1. During the progress of the trial one of the witnesses was asked if the whistle or bell of the train sounded and he answered, "No." To this testimony the defendant objected on the ground that the complaint did not allege negligence in that respect. The objection being overruled, the defendant asked for a continuance alleging surprise, and also for the purpose of enabling the engineer and fireman operating the train to attend as witnesses. This assignment cannot be sustained because in the stipulation of counsel the statement is made that "the engineer did not have time to sound the whistle after the peril of the dog was discovered, and that, even if he had attempted to do so, the dog would have been struck and killed before he could have sounded the whistle." This statement was admitted as part of the testimony of the engineer and fireman, so the appellant could not have been surprised at the statement of the witness which it had itself admitted as true.
2. The other alleged error is that on the part of the court in giving to the jury instructions Nos. 2 and 5. Instruction No. 2 warranted the jury in returning a verdict in favor of the plaintiff in the event it was found that the dog was struck and killed by the operation of a train "unless you find from the proof in the case that the defendant, through its employees, exercised ordinary care and prudence to prevent the killing of the dog — to avoid it." That part of instruction No. 5 complained of is as follows: "The killing of the dog being proved, the presumption of negligence arises, but this presumption is not conclusive and may be overcome by evidence to the contrary." Appellant specifically objected to the giving of instruction No. 2 on the ground that under it "the killing of the dog results in a prima facie case so as to cast the burden of proof upon the defendant to prove that *943
the dog was not negligently killed, and to release the plaintiff from the burden of proving that the dog was negligently killed." To the giving of instruction No. 5 appellant specifically objected, for the reason "that such presumption when so arising places the burden of proof upon the defendant and releases the plaintiff from proving that the killing of the dog was due to the negligence of defendant, its agents, servants and employees." It is argued here that the instructions as given gave to the statutory presumption of negligence the effect of evidence to be weighed against opposing testimony, and to prevail unless there is a preponderance of opposing testimony. Appellant urges that these instructions place such a construction on our statute, 8562 of the Digest, and that this is violative of the due process clause of Amendment No. 14 to the Constitution of the United States, and cites in support of this contention the case of Western Atl. Ry. Co. v. Henderson,
These instructions are not open to the criticism urged, their effect being merely to advise the jury that the fact alone of a showing that the injury was occasioned by the operation of a train would be sufficient to warrant a finding that the appellant was liable for resulting damages, in the absence of any evidence tending to show ordinary care. The act of February 3, 1875 (now 8562 of the Digest), providing that "all railroads which are now, or may be hereafter, built and operated in whole or in part in this State shall be responsible for all damage to persons and property done or caused by the running of trains in this State" was early construed by this court in the case of L. R. F. S. Ry. Co. v.
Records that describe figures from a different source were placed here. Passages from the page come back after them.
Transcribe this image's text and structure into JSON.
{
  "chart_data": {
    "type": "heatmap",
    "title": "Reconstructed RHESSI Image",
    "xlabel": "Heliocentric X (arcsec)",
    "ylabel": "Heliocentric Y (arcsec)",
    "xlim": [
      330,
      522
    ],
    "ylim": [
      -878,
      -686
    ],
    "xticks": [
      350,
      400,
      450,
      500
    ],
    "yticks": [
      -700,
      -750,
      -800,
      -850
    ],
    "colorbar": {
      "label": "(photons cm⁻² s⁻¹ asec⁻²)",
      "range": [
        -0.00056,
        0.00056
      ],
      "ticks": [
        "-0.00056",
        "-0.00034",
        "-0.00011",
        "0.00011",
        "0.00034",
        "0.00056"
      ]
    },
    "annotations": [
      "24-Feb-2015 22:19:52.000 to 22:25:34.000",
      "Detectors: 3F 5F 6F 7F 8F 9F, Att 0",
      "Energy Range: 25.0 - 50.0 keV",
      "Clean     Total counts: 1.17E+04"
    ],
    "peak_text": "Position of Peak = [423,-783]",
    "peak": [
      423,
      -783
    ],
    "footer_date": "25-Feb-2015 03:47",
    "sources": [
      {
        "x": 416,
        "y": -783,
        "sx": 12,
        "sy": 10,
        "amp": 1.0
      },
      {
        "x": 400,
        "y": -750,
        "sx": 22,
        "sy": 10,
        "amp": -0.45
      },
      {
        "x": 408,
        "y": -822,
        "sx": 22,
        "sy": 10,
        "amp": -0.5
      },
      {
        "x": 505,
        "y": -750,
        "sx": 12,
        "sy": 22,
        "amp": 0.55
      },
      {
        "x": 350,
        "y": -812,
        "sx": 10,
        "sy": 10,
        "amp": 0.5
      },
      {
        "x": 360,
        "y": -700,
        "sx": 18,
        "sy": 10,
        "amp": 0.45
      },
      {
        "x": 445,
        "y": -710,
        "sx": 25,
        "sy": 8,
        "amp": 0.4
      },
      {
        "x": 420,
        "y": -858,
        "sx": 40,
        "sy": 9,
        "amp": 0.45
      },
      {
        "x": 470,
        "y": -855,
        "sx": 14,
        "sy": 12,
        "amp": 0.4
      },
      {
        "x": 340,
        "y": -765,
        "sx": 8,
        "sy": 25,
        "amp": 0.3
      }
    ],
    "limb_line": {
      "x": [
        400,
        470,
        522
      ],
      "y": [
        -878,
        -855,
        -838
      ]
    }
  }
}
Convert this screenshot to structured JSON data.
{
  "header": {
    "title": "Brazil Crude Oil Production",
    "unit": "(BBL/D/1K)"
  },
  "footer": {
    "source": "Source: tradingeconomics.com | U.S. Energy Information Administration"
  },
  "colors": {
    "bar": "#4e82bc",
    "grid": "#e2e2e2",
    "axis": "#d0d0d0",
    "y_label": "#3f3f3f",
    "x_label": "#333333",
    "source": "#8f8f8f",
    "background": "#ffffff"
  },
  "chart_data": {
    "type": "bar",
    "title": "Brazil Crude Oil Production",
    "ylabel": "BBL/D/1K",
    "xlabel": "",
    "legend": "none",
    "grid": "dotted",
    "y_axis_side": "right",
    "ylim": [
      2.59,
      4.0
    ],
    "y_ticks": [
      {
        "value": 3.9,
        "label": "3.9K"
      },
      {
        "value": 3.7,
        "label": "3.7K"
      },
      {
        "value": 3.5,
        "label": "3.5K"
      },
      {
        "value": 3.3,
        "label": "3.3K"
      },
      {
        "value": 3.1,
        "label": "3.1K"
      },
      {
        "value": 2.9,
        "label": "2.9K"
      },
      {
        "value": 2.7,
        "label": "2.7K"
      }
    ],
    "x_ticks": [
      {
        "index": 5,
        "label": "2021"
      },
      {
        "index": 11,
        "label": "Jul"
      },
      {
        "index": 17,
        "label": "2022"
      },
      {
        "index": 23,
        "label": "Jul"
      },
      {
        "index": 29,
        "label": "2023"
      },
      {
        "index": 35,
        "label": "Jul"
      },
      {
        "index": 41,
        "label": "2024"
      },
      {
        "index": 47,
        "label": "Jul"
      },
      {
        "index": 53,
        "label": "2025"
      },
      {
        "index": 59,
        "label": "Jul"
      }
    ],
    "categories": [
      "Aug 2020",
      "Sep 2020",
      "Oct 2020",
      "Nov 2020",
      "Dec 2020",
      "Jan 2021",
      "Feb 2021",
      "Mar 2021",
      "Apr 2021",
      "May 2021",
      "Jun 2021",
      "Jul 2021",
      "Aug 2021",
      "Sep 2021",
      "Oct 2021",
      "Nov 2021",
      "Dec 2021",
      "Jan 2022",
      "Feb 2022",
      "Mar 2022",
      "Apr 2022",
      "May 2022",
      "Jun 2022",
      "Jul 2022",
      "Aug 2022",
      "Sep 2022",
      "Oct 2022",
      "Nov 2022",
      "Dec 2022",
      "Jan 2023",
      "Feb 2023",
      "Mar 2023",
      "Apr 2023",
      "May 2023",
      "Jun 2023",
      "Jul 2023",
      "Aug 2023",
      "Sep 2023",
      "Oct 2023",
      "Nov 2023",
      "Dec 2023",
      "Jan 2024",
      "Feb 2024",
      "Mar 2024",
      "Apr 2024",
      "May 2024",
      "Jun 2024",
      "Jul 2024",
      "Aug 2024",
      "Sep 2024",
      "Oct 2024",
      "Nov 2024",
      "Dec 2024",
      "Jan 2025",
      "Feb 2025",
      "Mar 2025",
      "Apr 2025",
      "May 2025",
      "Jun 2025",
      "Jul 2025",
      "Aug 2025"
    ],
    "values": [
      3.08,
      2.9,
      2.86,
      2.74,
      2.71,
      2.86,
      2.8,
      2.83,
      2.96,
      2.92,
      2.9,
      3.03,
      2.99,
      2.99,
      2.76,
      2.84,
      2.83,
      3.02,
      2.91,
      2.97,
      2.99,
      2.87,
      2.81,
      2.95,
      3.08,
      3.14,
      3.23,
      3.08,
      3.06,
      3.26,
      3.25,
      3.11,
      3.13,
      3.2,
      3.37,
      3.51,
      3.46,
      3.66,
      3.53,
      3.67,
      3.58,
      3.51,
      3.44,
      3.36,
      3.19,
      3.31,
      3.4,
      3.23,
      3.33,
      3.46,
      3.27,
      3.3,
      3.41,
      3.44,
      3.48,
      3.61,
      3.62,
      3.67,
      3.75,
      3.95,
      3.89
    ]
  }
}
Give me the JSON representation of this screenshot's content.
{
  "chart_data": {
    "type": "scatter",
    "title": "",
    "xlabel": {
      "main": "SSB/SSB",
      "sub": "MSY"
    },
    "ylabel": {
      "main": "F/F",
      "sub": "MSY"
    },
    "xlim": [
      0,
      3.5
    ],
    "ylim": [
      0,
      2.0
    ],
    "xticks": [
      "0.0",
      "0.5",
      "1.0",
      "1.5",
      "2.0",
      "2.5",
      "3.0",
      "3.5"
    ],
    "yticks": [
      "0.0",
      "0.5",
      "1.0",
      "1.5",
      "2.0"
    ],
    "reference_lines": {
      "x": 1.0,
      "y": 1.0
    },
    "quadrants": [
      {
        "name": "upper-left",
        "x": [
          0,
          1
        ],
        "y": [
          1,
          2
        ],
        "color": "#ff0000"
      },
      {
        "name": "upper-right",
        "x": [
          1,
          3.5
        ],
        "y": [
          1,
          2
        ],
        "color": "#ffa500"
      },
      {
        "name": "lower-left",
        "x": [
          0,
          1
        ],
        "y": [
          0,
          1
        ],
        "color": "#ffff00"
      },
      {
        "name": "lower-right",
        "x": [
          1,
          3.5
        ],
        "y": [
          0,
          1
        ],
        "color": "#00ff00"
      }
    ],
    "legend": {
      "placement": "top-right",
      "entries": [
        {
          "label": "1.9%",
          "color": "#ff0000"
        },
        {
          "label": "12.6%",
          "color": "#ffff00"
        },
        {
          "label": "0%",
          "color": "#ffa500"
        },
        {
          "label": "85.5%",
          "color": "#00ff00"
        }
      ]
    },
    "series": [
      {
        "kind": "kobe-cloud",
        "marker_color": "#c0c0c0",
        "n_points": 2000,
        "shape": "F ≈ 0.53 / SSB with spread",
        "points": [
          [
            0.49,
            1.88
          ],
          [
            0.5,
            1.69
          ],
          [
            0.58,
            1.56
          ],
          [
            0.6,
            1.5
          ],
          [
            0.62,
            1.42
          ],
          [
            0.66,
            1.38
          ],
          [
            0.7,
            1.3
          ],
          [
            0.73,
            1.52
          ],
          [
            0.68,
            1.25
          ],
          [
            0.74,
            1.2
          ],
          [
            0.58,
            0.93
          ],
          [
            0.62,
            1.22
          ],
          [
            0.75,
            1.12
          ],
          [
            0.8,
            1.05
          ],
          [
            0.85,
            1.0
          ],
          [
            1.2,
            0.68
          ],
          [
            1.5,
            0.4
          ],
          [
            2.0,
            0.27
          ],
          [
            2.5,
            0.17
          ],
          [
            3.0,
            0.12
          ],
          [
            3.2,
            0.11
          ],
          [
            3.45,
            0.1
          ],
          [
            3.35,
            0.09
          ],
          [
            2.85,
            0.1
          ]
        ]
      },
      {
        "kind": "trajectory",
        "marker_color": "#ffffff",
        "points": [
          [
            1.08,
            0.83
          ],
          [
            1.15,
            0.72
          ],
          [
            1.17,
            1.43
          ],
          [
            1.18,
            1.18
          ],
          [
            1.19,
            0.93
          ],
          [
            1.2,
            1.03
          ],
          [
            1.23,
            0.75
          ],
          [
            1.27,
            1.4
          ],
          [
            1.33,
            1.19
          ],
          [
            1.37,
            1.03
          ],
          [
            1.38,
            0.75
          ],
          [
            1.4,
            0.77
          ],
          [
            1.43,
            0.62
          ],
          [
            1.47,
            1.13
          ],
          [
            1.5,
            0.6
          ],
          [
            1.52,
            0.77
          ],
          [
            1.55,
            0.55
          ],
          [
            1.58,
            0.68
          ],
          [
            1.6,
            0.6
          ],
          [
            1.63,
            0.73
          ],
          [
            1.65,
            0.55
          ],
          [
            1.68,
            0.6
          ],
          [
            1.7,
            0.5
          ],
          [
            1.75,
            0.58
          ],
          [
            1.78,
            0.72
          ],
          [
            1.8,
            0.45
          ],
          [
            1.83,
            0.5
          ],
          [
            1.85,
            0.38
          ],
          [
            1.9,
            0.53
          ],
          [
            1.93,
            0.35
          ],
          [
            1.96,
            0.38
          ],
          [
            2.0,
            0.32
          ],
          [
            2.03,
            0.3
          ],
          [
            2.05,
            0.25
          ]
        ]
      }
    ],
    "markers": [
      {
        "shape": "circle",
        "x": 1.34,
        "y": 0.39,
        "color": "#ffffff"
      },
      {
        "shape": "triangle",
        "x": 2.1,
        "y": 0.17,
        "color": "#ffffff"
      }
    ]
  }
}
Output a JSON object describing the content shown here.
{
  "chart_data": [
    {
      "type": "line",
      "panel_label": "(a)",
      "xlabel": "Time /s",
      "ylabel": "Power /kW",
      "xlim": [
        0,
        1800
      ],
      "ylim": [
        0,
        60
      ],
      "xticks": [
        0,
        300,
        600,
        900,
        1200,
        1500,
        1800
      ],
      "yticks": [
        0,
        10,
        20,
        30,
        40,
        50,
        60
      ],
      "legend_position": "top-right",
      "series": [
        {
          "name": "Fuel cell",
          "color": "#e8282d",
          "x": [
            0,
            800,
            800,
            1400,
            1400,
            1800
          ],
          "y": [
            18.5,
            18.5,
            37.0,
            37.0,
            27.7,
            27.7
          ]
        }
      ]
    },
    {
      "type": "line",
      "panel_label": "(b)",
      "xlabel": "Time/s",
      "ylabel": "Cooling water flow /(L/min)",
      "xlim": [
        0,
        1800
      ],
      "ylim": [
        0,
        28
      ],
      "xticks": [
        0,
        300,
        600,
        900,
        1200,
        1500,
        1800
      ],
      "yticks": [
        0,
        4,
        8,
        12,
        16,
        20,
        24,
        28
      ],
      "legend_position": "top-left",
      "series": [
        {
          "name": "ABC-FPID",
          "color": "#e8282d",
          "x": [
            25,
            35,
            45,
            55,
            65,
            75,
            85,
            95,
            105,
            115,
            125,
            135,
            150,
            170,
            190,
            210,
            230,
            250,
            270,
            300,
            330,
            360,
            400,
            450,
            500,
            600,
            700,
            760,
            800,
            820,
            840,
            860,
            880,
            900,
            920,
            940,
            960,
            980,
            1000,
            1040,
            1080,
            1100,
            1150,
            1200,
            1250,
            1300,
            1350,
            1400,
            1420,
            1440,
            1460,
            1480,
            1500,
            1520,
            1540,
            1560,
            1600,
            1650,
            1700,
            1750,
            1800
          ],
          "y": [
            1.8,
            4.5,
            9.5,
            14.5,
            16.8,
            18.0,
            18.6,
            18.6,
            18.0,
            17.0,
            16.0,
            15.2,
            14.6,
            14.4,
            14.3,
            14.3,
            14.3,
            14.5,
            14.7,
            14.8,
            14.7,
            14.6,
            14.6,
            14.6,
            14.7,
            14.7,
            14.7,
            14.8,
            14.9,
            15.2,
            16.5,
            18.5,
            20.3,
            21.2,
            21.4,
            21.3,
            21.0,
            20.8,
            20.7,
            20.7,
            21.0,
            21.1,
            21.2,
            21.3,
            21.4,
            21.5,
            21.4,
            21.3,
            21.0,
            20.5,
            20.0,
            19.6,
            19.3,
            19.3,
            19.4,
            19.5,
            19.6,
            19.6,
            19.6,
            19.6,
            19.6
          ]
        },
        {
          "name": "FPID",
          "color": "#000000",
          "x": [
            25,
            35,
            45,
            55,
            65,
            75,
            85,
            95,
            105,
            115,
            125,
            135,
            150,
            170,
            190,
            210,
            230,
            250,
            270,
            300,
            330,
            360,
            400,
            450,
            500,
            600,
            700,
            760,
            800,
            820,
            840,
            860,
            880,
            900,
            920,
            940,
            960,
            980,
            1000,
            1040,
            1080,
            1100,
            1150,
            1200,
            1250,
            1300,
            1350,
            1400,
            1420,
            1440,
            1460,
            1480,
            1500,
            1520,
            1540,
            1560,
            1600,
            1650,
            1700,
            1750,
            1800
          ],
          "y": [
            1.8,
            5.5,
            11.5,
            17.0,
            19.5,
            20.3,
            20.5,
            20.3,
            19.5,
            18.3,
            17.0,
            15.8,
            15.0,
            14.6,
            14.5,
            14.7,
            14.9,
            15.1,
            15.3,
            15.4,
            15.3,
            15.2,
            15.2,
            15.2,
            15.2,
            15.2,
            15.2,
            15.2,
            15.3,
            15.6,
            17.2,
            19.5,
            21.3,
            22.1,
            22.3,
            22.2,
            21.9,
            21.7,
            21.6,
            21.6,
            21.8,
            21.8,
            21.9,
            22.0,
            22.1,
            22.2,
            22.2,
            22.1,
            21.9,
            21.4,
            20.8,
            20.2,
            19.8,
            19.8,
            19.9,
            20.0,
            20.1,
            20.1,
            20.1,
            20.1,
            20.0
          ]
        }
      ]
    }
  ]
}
Payne,
Therefore, if the engineer and fireman only had witnessed the occurrence and had testified to a state of facts establishing ordinary care on their part, and there were no circumstances which might negative such testimony, then there could have been no finding of negligence, and the presumption would have disappeared, as we have frequently held. Since it is admitted that the evidence is legally sufficient to sustain the verdict, and as no error appears, the judgment of the trial court is affirmed.